Y otro problema considerable, acerca del cual no se ve ningún planteamiento serio para resolverlo, es el demográfico. Por ejemplo, se observa ya que la financiación de las pensiones, pasará a ser, dentro de poco, la consecuencia de la relación 1/1, o sea que cada obrero tendrá detrás de su coste salarial un fuerte incremento con las consecuencias que se derivan de la famosa curva Phillips. Y esto se debe al envejecimiento de nuestra población, y hacia el futuro, por la caída espectacular de la natalidad. Para mantener la estabilidad poblacional española se necesitaría que cada mujer en edad fértil tuviese como media 2,1 hijos. En 1970 ese índice era de 2,86; en 1975 era de 2,80; en 1980, pasó a ser de 2,21. En 1985 era ya de 1,64; y desde 1997 nos encontramos por debajo de 1,16, con realidades regionales como la de Asturias, con 0,76, o las del País Vasco, con 0,98. Y la tremenda y rápida caída de la natalidad, apoyada por medidas que afectan a la conducta familiar, complican este importante déficit, evidentemente, en parte relacionado con pérdidas de valores.
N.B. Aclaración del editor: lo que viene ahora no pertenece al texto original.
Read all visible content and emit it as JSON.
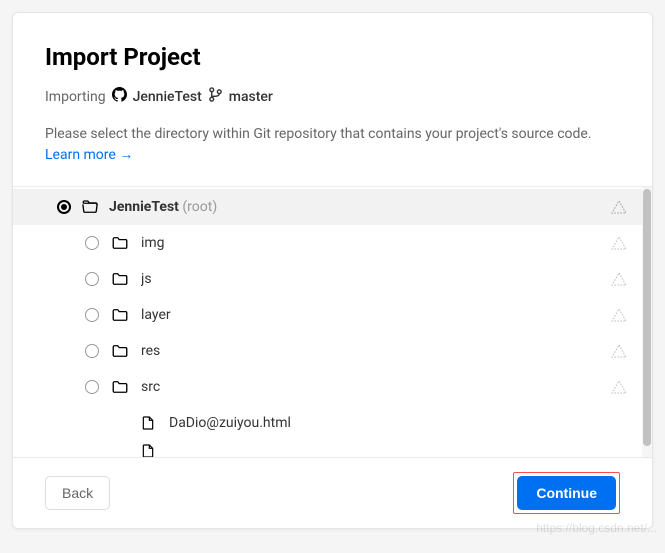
{
  "title": "Import Project",
  "importing": {
    "label": "Importing",
    "repo": "JennieTest",
    "branch": "master"
  },
  "description": {
    "text": "Please select the directory within Git repository that contains your project's source code.",
    "learn_more": "Learn more →"
  },
  "tree": {
    "root": {
      "name": "JennieTest",
      "suffix": "(root)"
    },
    "folders": [
      {
        "name": "img"
      },
      {
        "name": "js"
      },
      {
        "name": "layer"
      },
      {
        "name": "res"
      },
      {
        "name": "src"
      }
    ],
    "files": [
      {
        "name": "DaDio@zuiyou.html"
      }
    ],
    "partial_file": ""
  },
  "footer": {
    "back": "Back",
    "continue": "Continue"
  },
  "watermark": "https://blog.csdn.net/..."
}
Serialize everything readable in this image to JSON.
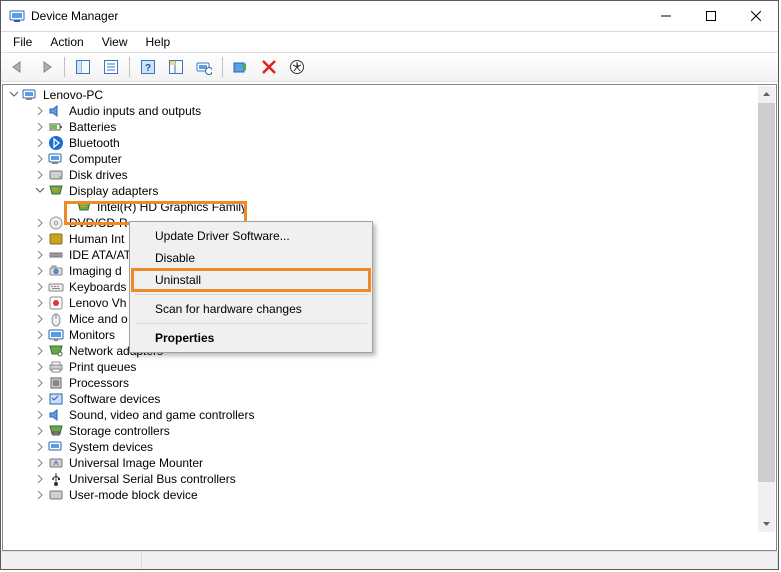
{
  "window": {
    "title": "Device Manager"
  },
  "menu": {
    "file": "File",
    "action": "Action",
    "view": "View",
    "help": "Help"
  },
  "tree": {
    "root": "Lenovo-PC",
    "items": [
      "Audio inputs and outputs",
      "Batteries",
      "Bluetooth",
      "Computer",
      "Disk drives",
      "Display adapters",
      "Intel(R) HD Graphics Family",
      "DVD/CD-R",
      "Human Int",
      "IDE ATA/AT",
      "Imaging d",
      "Keyboards",
      "Lenovo Vh",
      "Mice and o",
      "Monitors",
      "Network adapters",
      "Print queues",
      "Processors",
      "Software devices",
      "Sound, video and game controllers",
      "Storage controllers",
      "System devices",
      "Universal Image Mounter",
      "Universal Serial Bus controllers",
      "User-mode block device"
    ]
  },
  "context_menu": {
    "update": "Update Driver Software...",
    "disable": "Disable",
    "uninstall": "Uninstall",
    "scan": "Scan for hardware changes",
    "properties": "Properties"
  }
}
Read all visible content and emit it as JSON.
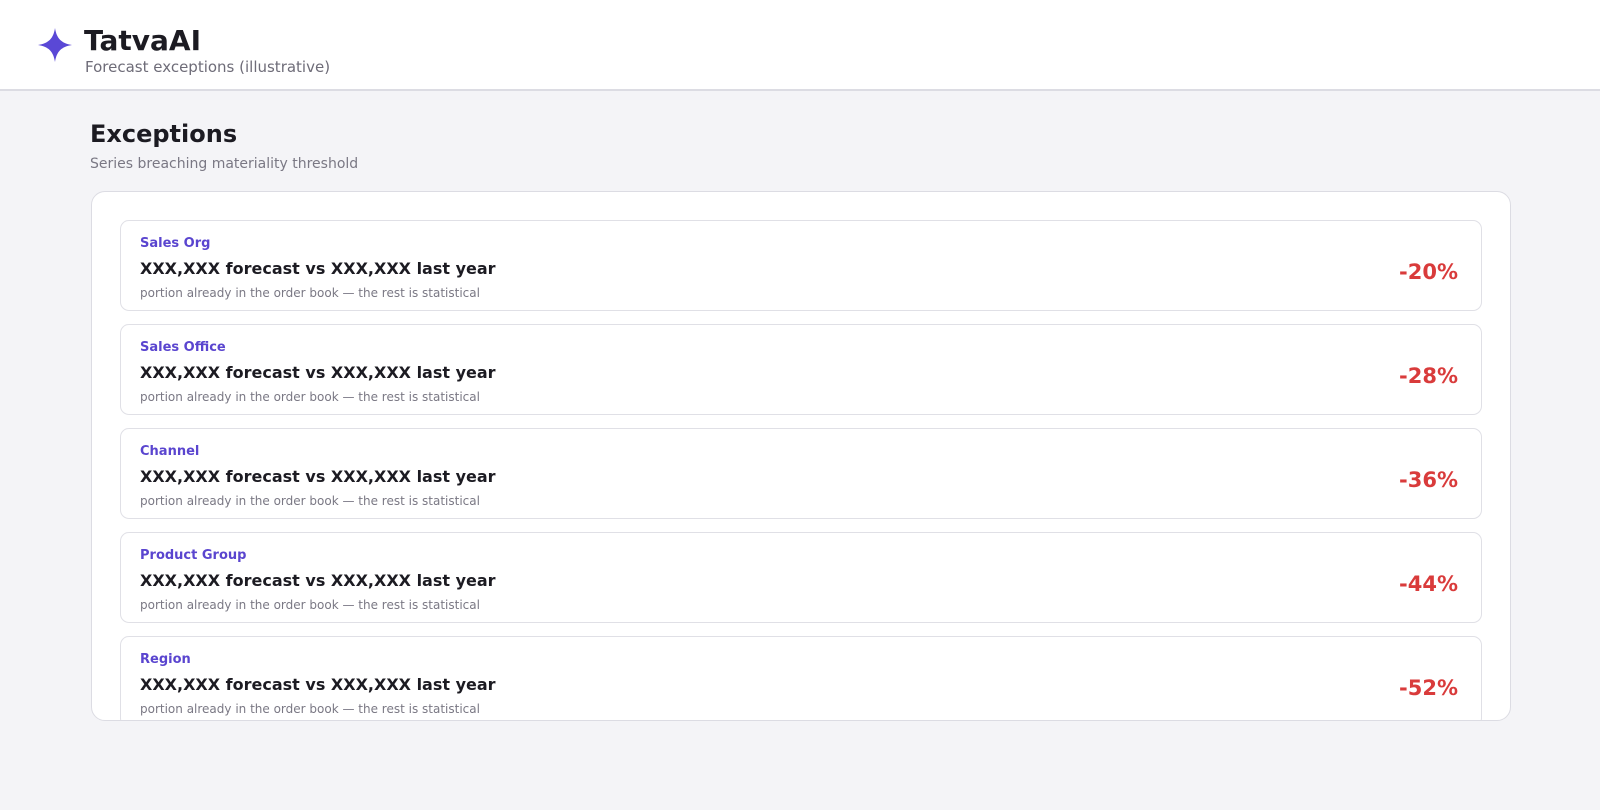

Y todo lo anterior significa también el peligro de ignorar una serie de enlaces que existen derivados de los planteamientos económicos; echar a un lado todas esas funciones macroeconómicas, que desde los años 40 se han puesto en marcha para tratar de orientar modelos adecuados de desarrollo, muestran la existencia de problemas notables.
Por ahora, el panorama en su conjunto es preocupante y hace pensar que, si se sigue admitiendo, es evidente que aparecería aquello que el gran economista Paul Krugman escribió en «El retorno de la economía de la depresión y la crisis actual» (Crítica, 2009): «Parecía como si las bacterias que solían provocar plagas mortales, y que creíamos que la medicina moderna había derrotado hacía mucho tiempo, hubieran aparecido bajo una forma resistente a todos los antibióticos convencionales. Pero seriamos tontos si no buscásemos, costase lo que costase, nuevos regímenes profilácticos, para no ser las próximas víctimas».
Por ello, es necesario señalar todo lo que funciona mal y no creer en sofismas absurdos. Como consecuencia, es urgente reaccionar, de acuerdo con lo que Ortega y Gasset señaló, ya en 1930, en «La rebelión de las masas»: «La primera condición para una mejoría de una situación concreta grave es hacerse bien cargo de su enorme dificultad. Sólo eso nos llevará a atacar el mal en los estratos hondos donde verdaderamente se origina».